To measure gases, the analyzer injects laser light into a V-shaped optical cavity defined by mirrors 1, 2, and 3 (Figure A‑1). The mirrors are highly reflective — photons may circulate many times before escaping to strike the sample photodiode. This long effective path-length enhances sensitivity by creating many opportunities for the sample gas flowing through the cavity to absorb light.

The trace gas analyzer optical bench features a laser source, phase adjusster, reference photodiode, mirrors, and a sample photodiode.
Figure A‑1. Simplified schematic of the LI-7810 flow path through the optical bench. The phase adjuster is a volume in the path between the laser and optical bench that is tied to a pressure control mechanism. Changing the pressure of that volume alters the refractive index which subsequently modifies the phase of the laser.

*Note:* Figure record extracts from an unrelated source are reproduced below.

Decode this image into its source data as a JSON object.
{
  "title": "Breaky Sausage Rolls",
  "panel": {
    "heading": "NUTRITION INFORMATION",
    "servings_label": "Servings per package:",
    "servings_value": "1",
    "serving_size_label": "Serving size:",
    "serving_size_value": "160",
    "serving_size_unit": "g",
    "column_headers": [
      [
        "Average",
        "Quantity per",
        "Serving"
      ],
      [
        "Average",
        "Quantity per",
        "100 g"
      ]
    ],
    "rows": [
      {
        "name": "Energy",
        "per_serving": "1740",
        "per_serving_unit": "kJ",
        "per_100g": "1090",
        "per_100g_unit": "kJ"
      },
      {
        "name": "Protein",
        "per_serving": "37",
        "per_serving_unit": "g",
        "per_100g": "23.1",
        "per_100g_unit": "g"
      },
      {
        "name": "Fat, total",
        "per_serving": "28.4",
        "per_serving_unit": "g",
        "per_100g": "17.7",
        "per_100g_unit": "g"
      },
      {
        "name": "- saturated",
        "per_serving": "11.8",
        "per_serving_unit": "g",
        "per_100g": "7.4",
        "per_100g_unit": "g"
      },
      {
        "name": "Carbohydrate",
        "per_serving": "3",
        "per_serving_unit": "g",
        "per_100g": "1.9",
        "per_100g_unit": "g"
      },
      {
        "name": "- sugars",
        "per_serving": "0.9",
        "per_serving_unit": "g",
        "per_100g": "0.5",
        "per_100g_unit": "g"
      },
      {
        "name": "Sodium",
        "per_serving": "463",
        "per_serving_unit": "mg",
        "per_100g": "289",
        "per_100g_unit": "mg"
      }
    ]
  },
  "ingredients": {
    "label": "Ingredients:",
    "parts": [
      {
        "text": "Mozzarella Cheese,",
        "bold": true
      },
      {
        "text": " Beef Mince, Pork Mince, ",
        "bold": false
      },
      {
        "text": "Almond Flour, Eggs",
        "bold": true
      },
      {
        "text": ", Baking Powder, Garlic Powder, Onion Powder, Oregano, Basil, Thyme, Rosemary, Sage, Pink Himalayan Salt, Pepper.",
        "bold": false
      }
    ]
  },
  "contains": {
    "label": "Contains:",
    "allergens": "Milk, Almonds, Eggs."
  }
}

The instrument ramps the laser drive current so the laser scans a range of wavelengths that span absorption features of the gases. A fraction of the photons are allowed to leak from the cavity back into the laser, creating optical feedback that narrows the laser output. This, in turn, couples a large fraction of the laser power to the cavity and locks the laser frequency precisely to the center of a cavity resonance mode.

During a scan, the instrument creates a dense grid of fixed cavity resonance modes that are equally spaced within a few kHz. The laser jumps discretely from one cavity resonance mode to the next.

During a measurement, the laser frequency scans across the full spectral range of interest in about 0.25 seconds (see Figure A‑2). It uses the reliably fixed grid spacing in combination with spectroscopic data to determine the exact frequency of each mode. The instrument uses two ring down events—one at the beginning and one at the end of a scan—to normalize the measured signal.

Absorption is computed at each resonance mode by comparing the normalized sample photodiode signal with the reference photodiode signal. The concentration of each gas is then determined by using a fitting algorithm that compares the measured absorption spectrum with internally stored high resolution spectrum.

Figure A‑2. Example of a scan showing the absorption features for the three gases. The upper line (dark blue) is the reference signal, and the lower line (green) is the sample signal at each of cavity resonance modes.